The London games was captured by a vast number of photographers, who for much of the time would be tied to their allocated position, with only a few allowed to roam. Despite the volume of pictures taken there are some that stand out and convey something of the determination required not just to compete, but to win.
This is one such frame.
I have been privileged to have been a Press photographer for nearly 24 years, but by far 2012 will always stand out as the highlight of my life behind a lens.
It won't come as a surprise when I say that the London Olympics were absolutely unforgettable. To have the Games in one's home country really is a once-in-a-lifetime opportunity that every snapper dreams about.
The Press Association, for whom I have worked for 16 years, threw everything at it with a huge team of 18 photographers, two editors and a host of reporters. We had a number of photographers assigned to certain sports and a smaller team floating between different events every day, making sure that wherever the medal story was, we had double cover.
The one night which really stands out for me was "Super Saturday" in the Olympic Stadium during the athletics, on the night Jessica Ennis, Greg Rutherford and, of course, mighty Mo Farah all won golds. After Jess won gold I was sent around to cover her being presented with the medal from a position down on the back straight, near the finishing line. By this stage we had several photographers positioned around the track covering Mo Farah in the 10,000 metres from all angles.
As I wasn't at the finishing line for this event I decided we could do with a different image. I wanted to create and show the amazing speed at which the runners were travelling, and the way to do this is known as panning. This is always a gamble because technically you are moving your camera on a very slow shutter speed shooting at 1/50th of a sec at f/16 on a 300mm Nikon lens on a Nikon D3s camera. The aim is to freeze the runners, but at the same time blur the background with a streaky effect to show speed.
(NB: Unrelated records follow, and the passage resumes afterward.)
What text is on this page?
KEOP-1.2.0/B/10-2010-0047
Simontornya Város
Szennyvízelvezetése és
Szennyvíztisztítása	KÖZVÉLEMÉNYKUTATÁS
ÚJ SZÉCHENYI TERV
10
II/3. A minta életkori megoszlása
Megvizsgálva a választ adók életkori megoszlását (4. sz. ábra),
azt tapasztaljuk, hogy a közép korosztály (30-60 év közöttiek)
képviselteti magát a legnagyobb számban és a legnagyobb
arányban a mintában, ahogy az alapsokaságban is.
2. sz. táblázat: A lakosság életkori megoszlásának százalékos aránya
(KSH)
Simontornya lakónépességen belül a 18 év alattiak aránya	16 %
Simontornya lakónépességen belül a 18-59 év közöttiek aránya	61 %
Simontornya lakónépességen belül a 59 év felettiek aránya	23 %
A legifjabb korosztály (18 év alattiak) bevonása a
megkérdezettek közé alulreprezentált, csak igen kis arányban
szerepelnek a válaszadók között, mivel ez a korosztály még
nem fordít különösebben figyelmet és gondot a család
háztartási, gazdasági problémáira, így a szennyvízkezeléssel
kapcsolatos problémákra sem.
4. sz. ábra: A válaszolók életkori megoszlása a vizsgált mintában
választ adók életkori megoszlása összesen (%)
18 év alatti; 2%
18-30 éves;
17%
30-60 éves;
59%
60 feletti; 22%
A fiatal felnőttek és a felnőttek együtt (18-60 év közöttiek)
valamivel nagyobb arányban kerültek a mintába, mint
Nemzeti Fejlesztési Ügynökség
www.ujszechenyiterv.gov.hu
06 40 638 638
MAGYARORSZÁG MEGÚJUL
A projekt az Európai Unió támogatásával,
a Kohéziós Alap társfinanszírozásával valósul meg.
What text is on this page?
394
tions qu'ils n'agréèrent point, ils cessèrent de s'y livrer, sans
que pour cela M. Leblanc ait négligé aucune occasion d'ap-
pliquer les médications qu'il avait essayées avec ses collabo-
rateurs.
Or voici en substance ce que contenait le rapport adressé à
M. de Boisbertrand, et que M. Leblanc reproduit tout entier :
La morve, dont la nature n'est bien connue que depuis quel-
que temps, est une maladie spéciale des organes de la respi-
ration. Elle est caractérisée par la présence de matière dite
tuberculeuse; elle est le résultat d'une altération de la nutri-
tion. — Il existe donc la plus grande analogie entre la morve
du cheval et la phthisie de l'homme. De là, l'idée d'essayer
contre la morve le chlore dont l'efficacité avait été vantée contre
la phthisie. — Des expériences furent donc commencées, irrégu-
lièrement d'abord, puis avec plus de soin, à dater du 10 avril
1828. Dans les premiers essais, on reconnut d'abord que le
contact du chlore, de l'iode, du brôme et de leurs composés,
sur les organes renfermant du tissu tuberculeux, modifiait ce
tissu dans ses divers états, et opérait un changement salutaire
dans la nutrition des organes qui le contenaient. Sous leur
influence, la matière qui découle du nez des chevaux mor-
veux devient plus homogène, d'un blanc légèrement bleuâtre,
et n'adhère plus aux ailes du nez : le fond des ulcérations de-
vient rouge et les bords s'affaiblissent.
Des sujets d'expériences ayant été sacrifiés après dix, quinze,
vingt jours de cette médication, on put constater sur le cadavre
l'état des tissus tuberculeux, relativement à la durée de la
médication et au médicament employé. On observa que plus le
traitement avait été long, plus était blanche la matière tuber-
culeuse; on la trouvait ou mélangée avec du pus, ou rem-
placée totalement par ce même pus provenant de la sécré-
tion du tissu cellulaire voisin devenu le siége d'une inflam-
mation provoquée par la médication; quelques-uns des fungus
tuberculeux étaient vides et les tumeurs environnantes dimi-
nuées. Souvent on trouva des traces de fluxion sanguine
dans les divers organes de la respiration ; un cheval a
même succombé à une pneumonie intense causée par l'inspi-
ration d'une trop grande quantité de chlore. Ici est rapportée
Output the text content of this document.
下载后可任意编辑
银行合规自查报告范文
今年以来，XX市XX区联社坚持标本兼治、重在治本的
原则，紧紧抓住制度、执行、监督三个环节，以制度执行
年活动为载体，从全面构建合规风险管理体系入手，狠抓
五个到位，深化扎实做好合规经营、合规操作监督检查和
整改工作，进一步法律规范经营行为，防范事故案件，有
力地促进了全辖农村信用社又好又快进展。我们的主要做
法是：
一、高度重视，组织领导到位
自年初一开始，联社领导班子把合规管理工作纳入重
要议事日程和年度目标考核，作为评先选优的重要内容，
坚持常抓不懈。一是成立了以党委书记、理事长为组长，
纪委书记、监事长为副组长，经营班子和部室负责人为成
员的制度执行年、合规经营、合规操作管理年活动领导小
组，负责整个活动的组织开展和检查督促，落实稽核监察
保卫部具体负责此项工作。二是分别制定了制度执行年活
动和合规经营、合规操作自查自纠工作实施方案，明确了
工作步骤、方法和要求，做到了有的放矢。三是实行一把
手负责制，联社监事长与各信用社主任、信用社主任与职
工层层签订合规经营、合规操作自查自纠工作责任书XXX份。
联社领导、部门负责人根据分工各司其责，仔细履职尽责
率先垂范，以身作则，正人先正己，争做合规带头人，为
As the race went on I knew as a team we were covered on all angles, so when Mo Farah came down the home straight I panned with him and got a great effect, with him showing incredible determination, gritting his teeth and really pushing for the gold medal dream.
As he ran past me in the earlier laps I had spotted the Olympic rings on a board so I framed my picture with these. After he had gone past me on the last lap that was my job done in this race. I had just two frames, but it was well worth it to see the image afterwards as it had worked out perfectly - the effect of speed, a look of utter determination in his face and the Olympic rings at his feet.
As soon as I saw the image on the back of the camera I fired-up my laptop and quickly wired it to our editors with minutes to spare before I was needed to photograph Jessica receiving her gold medal.
This image of Mo was my personal favourite from the Games, but there were many more memorable images taken by the whole Press Association Olympics team. I entered this image of Mo into the British Picture Editors' Guild awards as my single image from the Games and I was lucky enough to pick up the winning trophy despite very strong competition from top photographers at Reuters and AFP.
It was an incredible experience to cover the London Olympics. The whole country got behind the British team in all sports, giving all the venues an amazing atmosphere and one that will forever live in my memory.
And since the Olympics I have managed to pick up the Barclays Premiership 2011/12 Photographer of the Season award - making it a fantastic end to a great sporting year.